Players that have elite rookie NBA seasons often plateau at the start of — or during all of — their second season. The leap in adjusting to the NBA that often players make in their second or third season tends to happen earlier for these elite rookies, meaning they already made their jump. Also, defenses are now aware of them and are focused on them.
It happened to Utah’s Donovan Mitchell — in November and December his offensive net rating was less than a point per possession. He had a below average true shooting percentage of 51 in November and 47.3 in December. Mitchell told Michael Shapiro of Sports Illustrated that Jazz coach Quin Snyder warned him this was coming, that he was the first thing in the scouting report and defenses would be focused on him, but being told that and experiencing it are two different things.
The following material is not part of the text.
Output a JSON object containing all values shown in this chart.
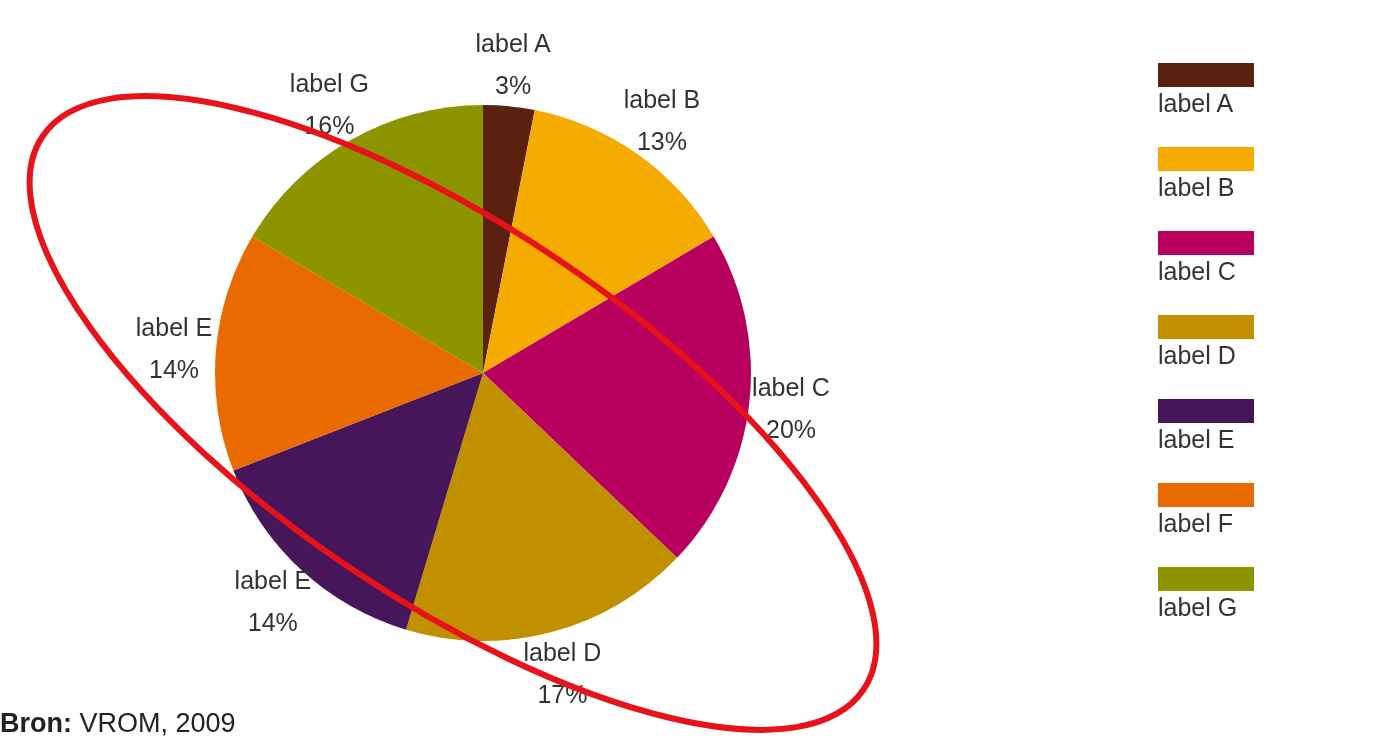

“Coach Snyder stressed to me that this year was going to be a lot different, and it was one thing for me to hear, and another thing for me to go through it,” Mitchell said regarding Utah’s poor start. “It’s one of those things you really have to go through, to experience. They kind of anticipated this happening, I didn’t. But to have the support of my teammates through the early part of the season was really special, and really helped get us back to where we need to be.”
“This year, it’s different. I have to be locked in for every moment, they make it so tough on every possession,” Mitchell told The Crossover. “But the words I’ve received from James [Harden], from Kobe [Bryant], Chris Paul, it’s helped me understand that. I think in my rookie year, I was really taken aback. This year I came seeking advice….
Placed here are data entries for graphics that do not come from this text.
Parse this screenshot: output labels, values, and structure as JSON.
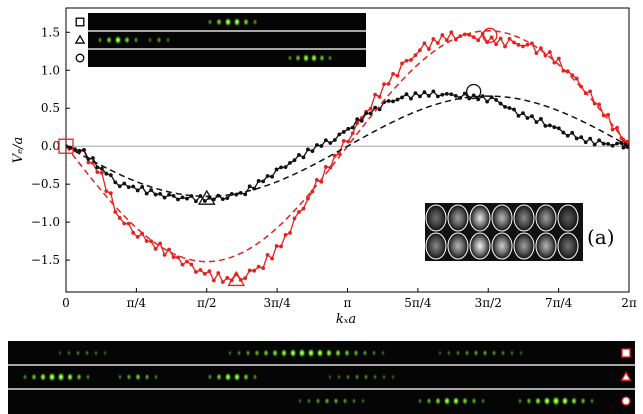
{
  "chart_data": {
    "type": "line",
    "title": "",
    "xlabel": "kₓa",
    "ylabel": "Vₑ/a",
    "xlim": [
      0,
      6.2832
    ],
    "ylim": [
      -1.92,
      1.82
    ],
    "xticks": [
      {
        "value": 0,
        "label": "0"
      },
      {
        "value": 0.7854,
        "label": "π/4"
      },
      {
        "value": 1.5708,
        "label": "π/2"
      },
      {
        "value": 2.3562,
        "label": "3π/4"
      },
      {
        "value": 3.1416,
        "label": "π"
      },
      {
        "value": 3.927,
        "label": "5π/4"
      },
      {
        "value": 4.7124,
        "label": "3π/2"
      },
      {
        "value": 5.4978,
        "label": "7π/4"
      },
      {
        "value": 6.2832,
        "label": "2π"
      }
    ],
    "yticks": [
      {
        "value": 1.5,
        "label": "1.5"
      },
      {
        "value": 1.0,
        "label": "1.0"
      },
      {
        "value": 0.5,
        "label": "0.5"
      },
      {
        "value": 0.0,
        "label": "0.0"
      },
      {
        "value": -0.5,
        "label": "−0.5"
      },
      {
        "value": -1.0,
        "label": "−1.0"
      },
      {
        "value": -1.5,
        "label": "−1.5"
      }
    ],
    "panel_label": "(a)",
    "series": [
      {
        "kind": "data",
        "color": "#e8211d",
        "x": [
          0,
          0.2,
          0.4,
          0.6,
          0.8,
          1.0,
          1.2,
          1.4,
          1.6,
          1.8,
          2.0,
          2.2,
          2.4,
          2.6,
          2.8,
          3.0,
          3.2,
          3.4,
          3.6,
          3.8,
          4.0,
          4.2,
          4.4,
          4.6,
          4.8,
          5.0,
          5.2,
          5.4,
          5.6,
          5.8,
          6.0,
          6.2,
          6.2832
        ],
        "y": [
          0.0,
          -0.1,
          -0.4,
          -0.95,
          -1.15,
          -1.3,
          -1.45,
          -1.6,
          -1.7,
          -1.75,
          -1.7,
          -1.55,
          -1.3,
          -0.9,
          -0.5,
          -0.15,
          0.2,
          0.55,
          0.85,
          1.1,
          1.3,
          1.43,
          1.47,
          1.45,
          1.38,
          1.35,
          1.3,
          1.2,
          1.0,
          0.75,
          0.45,
          0.1,
          0.0
        ]
      },
      {
        "kind": "data",
        "color": "#111111",
        "x": [
          0,
          0.2,
          0.4,
          0.6,
          0.8,
          1.0,
          1.2,
          1.4,
          1.6,
          1.8,
          2.0,
          2.2,
          2.4,
          2.6,
          2.8,
          3.0,
          3.2,
          3.4,
          3.6,
          3.8,
          4.0,
          4.2,
          4.4,
          4.6,
          4.8,
          5.0,
          5.2,
          5.4,
          5.6,
          5.8,
          6.0,
          6.2,
          6.2832
        ],
        "y": [
          0.0,
          -0.08,
          -0.3,
          -0.5,
          -0.55,
          -0.63,
          -0.68,
          -0.69,
          -0.69,
          -0.66,
          -0.6,
          -0.45,
          -0.3,
          -0.15,
          0.0,
          0.1,
          0.28,
          0.45,
          0.58,
          0.65,
          0.69,
          0.69,
          0.67,
          0.64,
          0.6,
          0.45,
          0.37,
          0.28,
          0.17,
          0.08,
          0.03,
          0.01,
          0.0
        ]
      },
      {
        "kind": "fit",
        "color": "#e8211d",
        "dashed": true,
        "amplitude": 1.52,
        "formula": "-A*sin(x)"
      },
      {
        "kind": "fit",
        "color": "#111111",
        "dashed": true,
        "amplitude": 0.66,
        "formula": "-A*sin(x)"
      }
    ],
    "markers": [
      {
        "shape": "square",
        "x": 0.0,
        "y": 0.0,
        "color": "#e8211d"
      },
      {
        "shape": "triangle",
        "x": 1.5708,
        "y": -0.69,
        "color": "#111111"
      },
      {
        "shape": "circle",
        "x": 4.55,
        "y": 0.72,
        "color": "#111111"
      },
      {
        "shape": "triangle",
        "x": 1.9,
        "y": -1.76,
        "color": "#e8211d"
      },
      {
        "shape": "circle",
        "x": 4.73,
        "y": 1.46,
        "color": "#e8211d"
      }
    ],
    "strip_inset_symbols": [
      "square",
      "triangle",
      "circle"
    ],
    "bottom_strip_symbols": [
      "square",
      "triangle",
      "circle"
    ]
  }
}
“Changing my pace and making an effort to get to the free-throw line, that’s something James [Harden] is great at and Dwyane Wade talked to me about as well,” Mitchell said. “To hear that from them and then trying to follow their advice really helped me get back on track.”
In November and December, Mitchell averaged 4 free throw attempts per game (which was in line with his 3.8 attempts per game as a rookie). However, since Jan. 1 that is up to 6 a game — and the Jazz are 24-11. (Part of that is the Jazz had a very tough early schedule that has softened up considerably since.)
That Mitchell is reaching out and seeking help from the best is a good thing — it shows his drive, his desire to improve. That is what is going to help him take the next step (although another good playmaker next to him to relieve some of that defensive attention wouldn’t hurt).